The project included:
- Migrating the Procure platform from a local server to a private cloud environment;
- Making related changes to Foodstuffs financial system (SAP);
- Improving North Island business and operations processes to cater for agile delivery;
- Liaising with project managers at Sanford (the fish processing company) and the South Island;
- Implementing a flexible reporting system that made use of Foodstuffs’ existing Business Intelligence architecture;
- Upskilling and handing over ongoing support of Procure to Foodstuffs Operations team;
- Preparing the business for the changes on their systems that integrate with Procure; and
- Overall project budget accountability.
Including an initial discovery phase, the whole project was delivered within just 18 months.
The project involved:
- The Foodstuffs Product Owner was authorised to constantly prioritise and adjust the scope to achieve maximum business value;
- The whole scrum team was based in the Datacom office throughout the project, working as a single team dedicated to just this project;
- The scrum team and the customer stakeholders were all trained in agile methodology to ensure that everyone understood their roles and responsibilities at each stage. Stakeholders were involved in the agile “inspect and adapt” process throughout the project;
- Everyone understood that the project scope was not fixed. The majority of the original requirements were delivered, along with a significant amount of additional requirements and some lower value aspects were removed from scope;
- Having a Datacom Programme Manager managing all aspects of the overall project gave Foodstuffs and the Datacom team a unified view of the objectives and progress;
- Foodstuffs was willing to receive guidance from the scrum team and update their processes to adopt agile delivery (i.e. regular releases to production require lean change control, lean operational handover and lean documentation); and
- Users were involved in testing prior to release and gave feedback throughout the development and post release. Feedback was added to the prioritised project backlog and the solution adapted to even closer meet users’ needs. Use of the Agile framework and DevOps for frequent, lean process releases has enabled business benefits to be delivered early and often throughout the project. There were eight major releases and a number of minor releases over 14 months.
No looking back
Even before the project was complete, Foodstuffs was getting results from their investment.

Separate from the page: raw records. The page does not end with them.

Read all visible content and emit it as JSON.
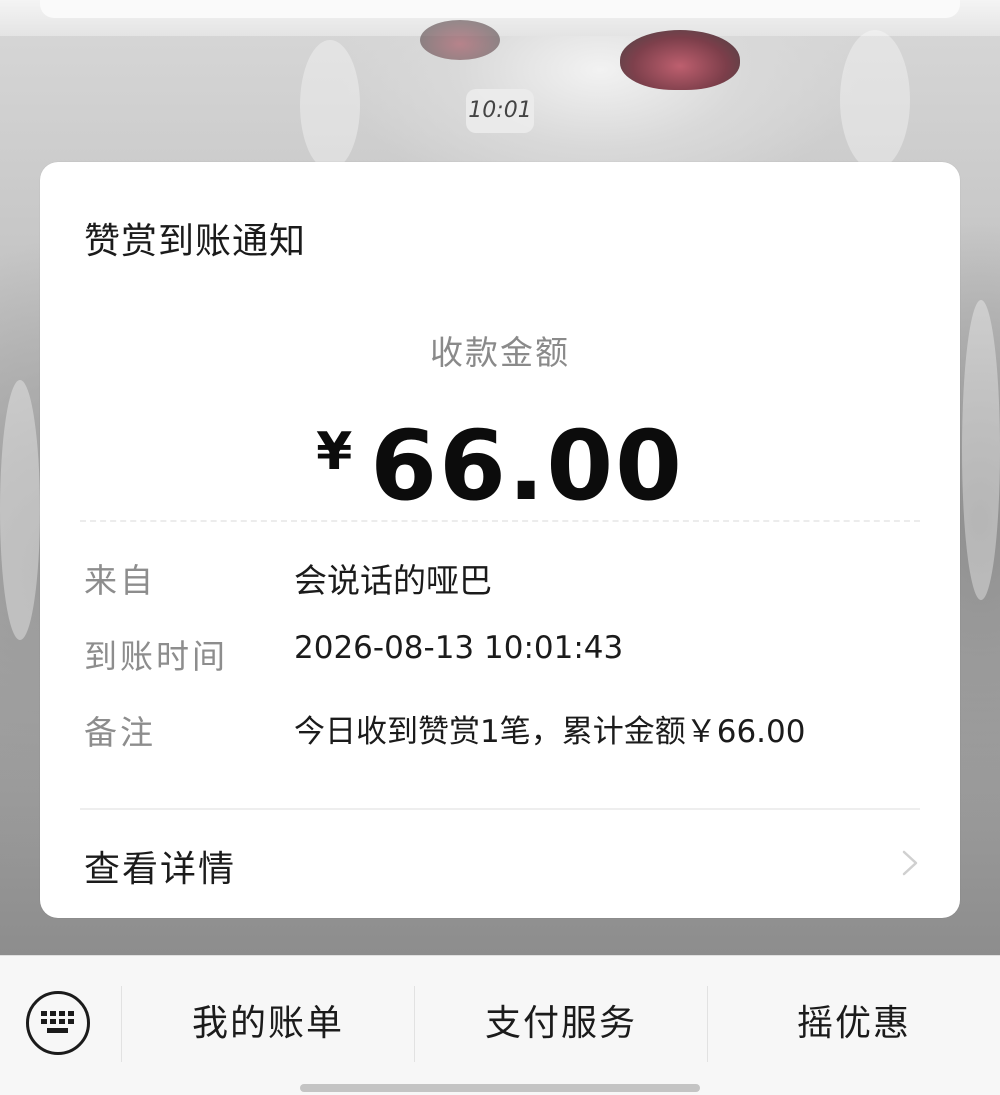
{
  "background": {
    "chat_time": "10:01"
  },
  "notification": {
    "title": "赞赏到账通知",
    "amount_label": "收款金额",
    "currency_symbol": "¥",
    "amount": "66.00",
    "rows": [
      {
        "key": "来自",
        "value": "会说话的哑巴"
      },
      {
        "key": "到账时间",
        "value": "2026-08-13 10:01:43"
      },
      {
        "key": "备注",
        "value": "今日收到赞赏1笔，累计金额￥66.00"
      }
    ],
    "details_label": "查看详情"
  },
  "bottom_menu": {
    "keyboard_icon": "keyboard-icon",
    "items": [
      {
        "label": "我的账单"
      },
      {
        "label": "支付服务"
      },
      {
        "label": "摇优惠"
      }
    ]
  },
  "colors": {
    "card_bg": "#ffffff",
    "muted_text": "#8d8d8d",
    "primary_text": "#1b1b1b",
    "bar_bg": "#f7f7f7"
  }
}
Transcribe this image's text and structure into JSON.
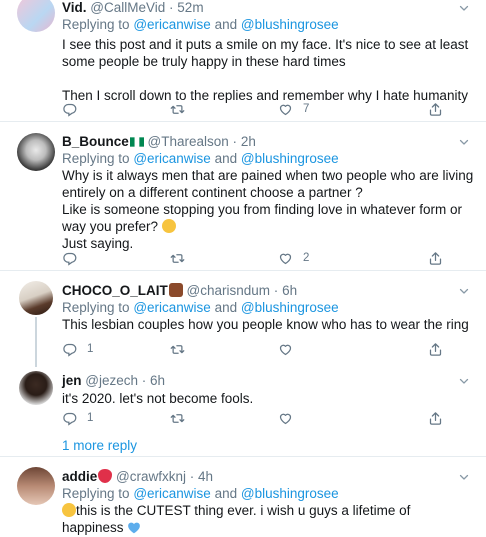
{
  "tweets": [
    {
      "name": "Vid.",
      "handle": "@CallMeVid",
      "time": "52m",
      "replying_label": "Replying to",
      "mention1": "@ericanwise",
      "and_label": "and",
      "mention2": "@blushingrosee",
      "text": "I see this post and it puts a smile on my face. It's nice to see at least some people be truly happy in these hard times\n\nThen I scroll down to the replies and remember why I hate humanity",
      "likes": "7"
    },
    {
      "name": "B_Bounce",
      "handle": "@Tharealson",
      "time": "2h",
      "replying_label": "Replying to",
      "mention1": "@ericanwise",
      "and_label": "and",
      "mention2": "@blushingrosee",
      "text": "Why is it always men that are pained when two people who are living entirely on a different continent choose a partner ?\nLike is someone stopping you from finding love in whatever form or way you prefer?",
      "text2": "Just saying.",
      "likes": "2"
    },
    {
      "name": "CHOCO_O_LAIT",
      "handle": "@charisndum",
      "time": "6h",
      "replying_label": "Replying to",
      "mention1": "@ericanwise",
      "and_label": "and",
      "mention2": "@blushingrosee",
      "text": "This lesbian couples how you people know who has to wear the ring",
      "replies": "1"
    },
    {
      "name": "jen",
      "handle": "@jezech",
      "time": "6h",
      "text": "it's 2020. let's not become fools.",
      "replies": "1"
    },
    {
      "name": "addie",
      "handle": "@crawfxknj",
      "time": "4h",
      "replying_label": "Replying to",
      "mention1": "@ericanwise",
      "and_label": "and",
      "mention2": "@blushingrosee",
      "text": "this is the CUTEST thing ever. i wish u guys a lifetime of happiness"
    }
  ],
  "more_replies": "1 more reply",
  "dot": "·",
  "colors": {
    "link": "#1b95e0",
    "muted": "#657786",
    "border": "#e6ecf0"
  }
}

The technology behind the scenes made operations more efficient and accurate. Automating the Direct to Store process saved the business 12.5 hours per week and improved the accuracy of the transactions.
Generating reports that can be customised and that cover the whole seafood supply process is now a breeze. Dispensing with the manual reports means profit and loss reports are ready on day two, instead of day three. Accuracy has also been improved by eliminating the costof-sales accrual process. The ‘Settle and Pay’ system has also been vastly improved, from spreadsheet recording and manual tagging and coding of supplier invoice to a fully automated and integrated solution that is compliant with the North Island’s standard process.

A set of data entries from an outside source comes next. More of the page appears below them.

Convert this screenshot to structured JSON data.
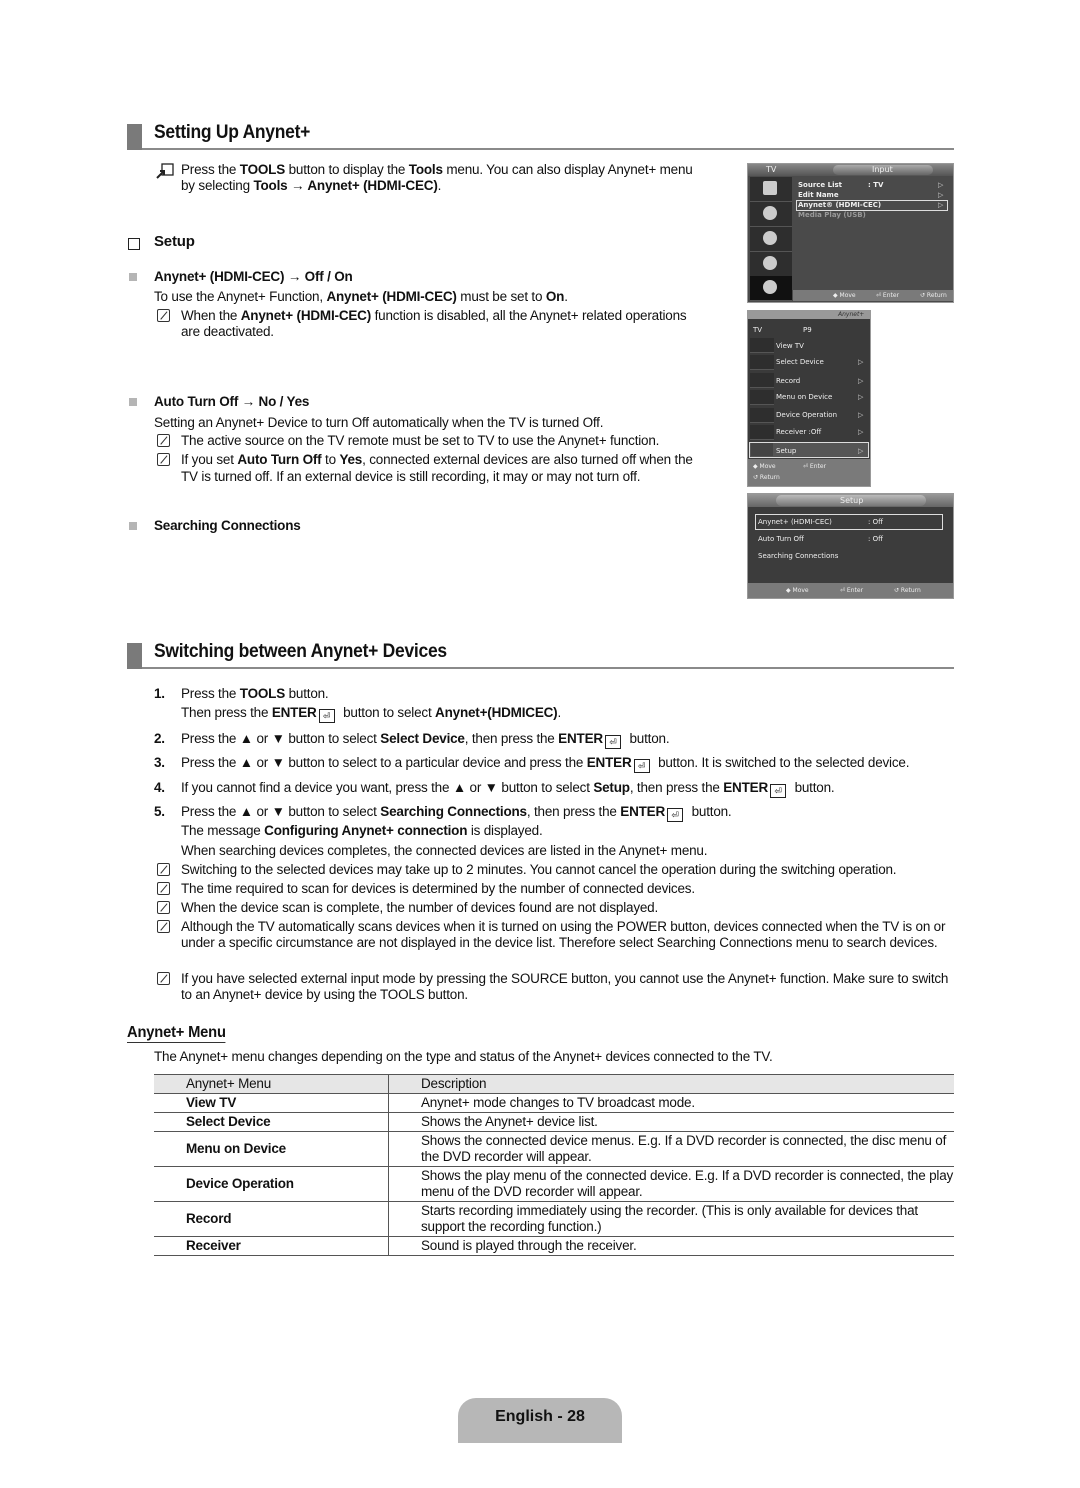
{
  "section1": {
    "title": "Setting Up Anynet+",
    "tools_note": [
      "Press the ",
      "TOOLS",
      " button to display the ",
      "Tools",
      " menu. You can also display Anynet+ menu",
      "by selecting ",
      "Tools → Anynet+ (HDMI-CEC)",
      "."
    ],
    "setup_heading": "Setup",
    "items": [
      {
        "label": "Anynet+ (HDMI-CEC) → Off / On",
        "desc": [
          "To use the Anynet+ Function, ",
          "Anynet+ (HDMI-CEC)",
          " must be set to ",
          "On",
          "."
        ],
        "notes": [
          [
            "When the ",
            "Anynet+ (HDMI-CEC)",
            " function is disabled, all the Anynet+ related operations",
            "are deactivated."
          ]
        ]
      },
      {
        "label": "Auto Turn Off → No / Yes",
        "desc": [
          "Setting an Anynet+ Device to turn Off automatically when the TV is turned Off."
        ],
        "notes": [
          [
            "The active source on the TV remote must be set to TV to use the Anynet+ function."
          ],
          [
            "If you set ",
            "Auto Turn Off",
            " to ",
            "Yes",
            ", connected external devices are also turned off when the",
            "TV is turned off. If an external device is still recording, it may or may not turn off."
          ]
        ]
      },
      {
        "label": "Searching Connections"
      }
    ]
  },
  "osd_input": {
    "tab_left": "TV",
    "tab_title": "Input",
    "items": [
      {
        "label": "Source List",
        "value": ": TV",
        "arrow": "▷"
      },
      {
        "label": "Edit Name",
        "value": "",
        "arrow": "▷"
      },
      {
        "label": "Anynet® (HDMI-CEC)",
        "value": "",
        "arrow": "▷",
        "selected": true
      },
      {
        "label": "Media Play (USB)",
        "value": "",
        "arrow": "",
        "dimmed": true
      }
    ],
    "footer": {
      "move": "◆ Move",
      "enter": "⏎ Enter",
      "return": "↺ Return"
    }
  },
  "osd_anynet": {
    "logo": "Anynet+",
    "header_left": "TV",
    "header_right": "P9",
    "items": [
      {
        "label": "View TV",
        "arrow": ""
      },
      {
        "label": "Select Device",
        "arrow": "▷"
      },
      {
        "label": "Record",
        "arrow": "▷"
      },
      {
        "label": "Menu on Device",
        "arrow": "▷"
      },
      {
        "label": "Device Operation",
        "arrow": "▷"
      },
      {
        "label": "Receiver :Off",
        "arrow": "▷"
      },
      {
        "label": "Setup",
        "arrow": "▷",
        "selected": true
      }
    ],
    "footer": {
      "move": "◆ Move",
      "enter": "⏎ Enter",
      "return": "↺ Return"
    }
  },
  "osd_setup": {
    "title": "Setup",
    "items": [
      {
        "label": "Anynet+ (HDMI-CEC)",
        "value": ": Off",
        "selected": true
      },
      {
        "label": "Auto Turn Off",
        "value": ": Off"
      },
      {
        "label": "Searching Connections",
        "value": ""
      }
    ],
    "footer": {
      "move": "◆ Move",
      "enter": "⏎ Enter",
      "return": "↺ Return"
    }
  },
  "section2": {
    "title": "Switching between Anynet+ Devices",
    "steps": [
      {
        "num": "1.",
        "lines": [
          [
            "Press the ",
            "TOOLS",
            " button."
          ],
          [
            "Then press the ",
            "ENTER",
            " button to select ",
            "Anynet+(HDMICEC)",
            "."
          ]
        ]
      },
      {
        "num": "2.",
        "lines": [
          [
            "Press the ▲ or ▼ button to select ",
            "Select Device",
            ", then press the ",
            "ENTER",
            " button."
          ]
        ]
      },
      {
        "num": "3.",
        "lines": [
          [
            "Press the ▲ or ▼ button to select to a particular device and press the ",
            "ENTER",
            " button. It is switched to the selected device."
          ]
        ]
      },
      {
        "num": "4.",
        "lines": [
          [
            "If you cannot find a device you want, press the ▲ or ▼ button to select ",
            "Setup",
            ", then press the ",
            "ENTER",
            " button."
          ]
        ]
      },
      {
        "num": "5.",
        "lines": [
          [
            "Press the ▲ or ▼ button to select ",
            "Searching Connections",
            ", then press the ",
            "ENTER",
            " button."
          ],
          [
            "The message ",
            "Configuring Anynet+ connection",
            " is displayed."
          ],
          [
            "When searching devices completes, the connected devices are listed in the Anynet+ menu."
          ]
        ]
      }
    ],
    "notes": [
      "Switching to the selected devices may take up to 2 minutes. You cannot cancel the operation during the switching operation.",
      "The time required to scan for devices is determined by the number of connected devices.",
      "When the device scan is complete, the number of devices found are not displayed.",
      "Although the TV automatically scans devices when it is turned on using the POWER button, devices connected when the TV is on or under a specific circumstance are not displayed in the device list. Therefore select Searching Connections menu to search devices.",
      "If you have selected external input mode by pressing the SOURCE button, you cannot use the Anynet+ function. Make sure to switch to an Anynet+ device by using the TOOLS button."
    ]
  },
  "menu_section": {
    "title": "Anynet+ Menu",
    "intro": "The Anynet+ menu changes depending on the type and status of the Anynet+ devices connected to the TV.",
    "table": {
      "headers": [
        "Anynet+ Menu",
        "Description"
      ],
      "rows": [
        [
          "View TV",
          "Anynet+ mode changes to TV broadcast mode."
        ],
        [
          "Select Device",
          "Shows the Anynet+ device list."
        ],
        [
          "Menu on Device",
          "Shows the connected device menus. E.g. If a DVD recorder is connected, the disc menu of the DVD recorder will appear."
        ],
        [
          "Device Operation",
          "Shows the play menu of the connected device. E.g. If a DVD recorder is connected, the play menu of the DVD recorder will appear."
        ],
        [
          "Record",
          "Starts recording immediately using the recorder. (This is only available for devices that support the recording function.)"
        ],
        [
          "Receiver",
          "Sound is played through the receiver."
        ]
      ]
    }
  },
  "footer": {
    "page_label": "English - 28"
  }
}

Improved system performance (enabled by replacing legacy technology with modern tooling) allowed Foodstuffs to improve its speed to market. This speed to market is one of the Seafood Division's competitive advantages.
Now that fresh seafood is supplied to the South Island, Foodstuffs predict seafood sales will increase by 22 per cent. New sales to Gilmours group are likely to be worth more than a million dollars per year of extra business.
All of these benefits have been maximised due to the close collaboration between Datacom and Foodstuffs and embracing an agile approach. The project ultimately delivered a solution that not just met, but exceeded users’ needs and expectations.
“The Procure project has become our benchmark for excellence, demonstrating how to use Agile to deliver benefits early and frequently. It embraces evolving customer requirements, reduces rework and ensures we only cut code which will make a difference to the experience our customers ultimately enjoy in store.”